Der 25. Dezember ist bei Familie Rosenbaum eine Institution. An diesem Tag versammeln sich alle zwanzig Familienmitglieder zum Weihnachtsgansessen. „Die Gans ist sozusagen unser Heiligtum“, sagt Sarah Klich. Rosenbaum ist der Nachname ihrer Großeltern. Neben diesem Heiligtum, musizieren die Rosenbaums gemeinsam, sie spielen Spiele und lachen. Sie genießen die Zeit, die sie zusammen haben. „Vor allem meinen Großeltern Reinhard und Martha ist das wichtig“, sagt Klich. Vermissen werden es in diesem Jahr aber alle Rosenbaums. Wegen der Pandemie und des Lockdown sieht das Fest auch bei ihnen anders aus.
Die aktuellen Verordnungen für das Bundesland Bremen erlauben es der Familie nicht, gemeinsam die Gans zu vertilgen. Darauf verzichten, die Weihnachtszeit zusammen zu genießen, wollen Rosenbaums aber genauso wenig, wie auszulosen, wer zu den Auserwählten am 25. Dezember zählt. Stattdessen entzerren sie die Weihnachtstage.
„Meine Tante Petra Solbt hat sich etwas ausgedacht, um meinen Großeltern eine Freude zu machen“, sagt Sarah Klich. Bei der Ministerpräsidentenkonferenz nannte Markus Söder Weihnachten das Fest der Familie, und genau das sei es für Sarah Klichs Opa Reinhard Rosenbaum. Da ihm die Familienzeit besonders wichtig ist, hat Klichs Tante einen lebendigen Adventskalender organisiert.
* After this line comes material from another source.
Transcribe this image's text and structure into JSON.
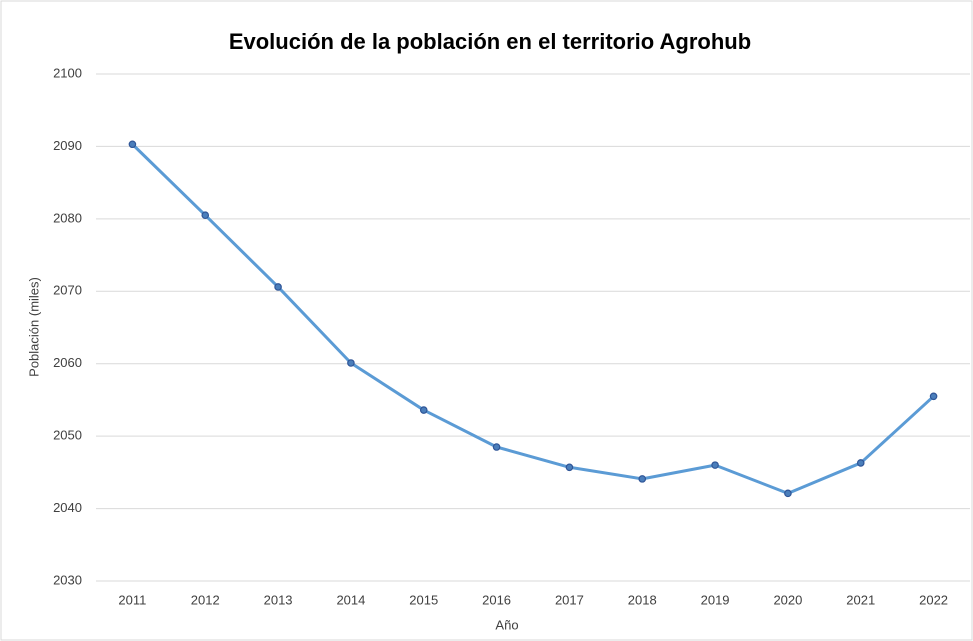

„Jeden Tag kommt jemand anders aus der Familie zu Besuch, bringt ein kleines Geschenk vorbei oder ruft an“, sagt Klich. So kann sogar ein Rosenbaum Teil der Vorweihnachtszeit sein, den es an den Bodensee verschlagen hat und der dadurch sonst zu weit weg wäre. Vor einigen Tagen war Sarah Klich selbst an der Reihe, sie besuchte die Großeltern gemeinsam mit ihrem Freund. Sie sprachen über alte Zeiten: Opa Reinhard habe als junger Mann schon einmal Weihnachten alleine verbringen müssen, da er als Flüchtling gerade erst in Deutschland angekommen war.
Gespannt, wer sich melden wird
Normalerweise trifft sich die Familie mehrmals an den Feiertagen: „Am 24. hat meine Cousine Geburtstag, da feiern wir mittags gemeinsam und abends jeder bei sich“, sagt Klich. Am ersten Weihnachtsfeiertag gibt es dann das jährliche Gänseessen. „Wir verbringen den ganzen Tag zusammen“, sagt Klich.
Dank des Kalenders freuen sich die Großeltern nun trotzdem jeden Tag und sind gespannt, wer sich melden wird. Feiern werde aber wohl jeder für sich – auch am 25. Dezember. „Die Eltern meines Freundes gehören zur Risikogruppe, daher werden er und ich wohl nur mit meinen Eltern feiern, statt wie sonst gemeinsam“, sagt sie.
Die Großeltern würden von Klichs Onkel eingeladen, zu einem Heiligen Abend zu dritt. „Außerdem haben sie sich eine kleine Gans besorgt, die sie am 25. zu zweit essen“, sagt Sarah Klich. An den anderen Feiertagen werden die Familienmitglieder vermutlich nacheinander und unter Einhaltung der Corona-Regeln bei den Familienoberhäuptern vorbeischauen, um zumindest ein bisschen gemeinsam Weihnachten zu feiern.
Da Reinhard Rosenbaum gesundheitlich angeschlagen ist, sei es für ihn besonders schwer, auf das Fest zu verzichten. „Man weiß ja nie, wie viele Feste es noch gibt“, sagt Klich, auch wenn sie darüber nicht aktiv nachdenken möchte. Sie hofft, im kommenden Jahr wie gewohnt mit allen feiern zu können. Auch mit der heiligen Gans.
Weihnachtsfest im Lockdown
Vom 24. bis 26. Dezember sind Feiern im „engsten Familienkreis“ möglich – selbst wenn dadurch mehr als zwei Hausstände oder fünf Personen zusammenkommen. Stattdessen können bis zu vier weitere Personen aus anderen Hausständen mitfeiern. Zur engsten Familie gehören laut Definition der Ministerpräsidentenkonferenz Ehegatten und Partner nichtehelicher Lebensgemeinschaften, Lebenspartner, Verwandte in gerader Linie, Geschwister, Geschwisterkinder und der dazugehörige Haushalt.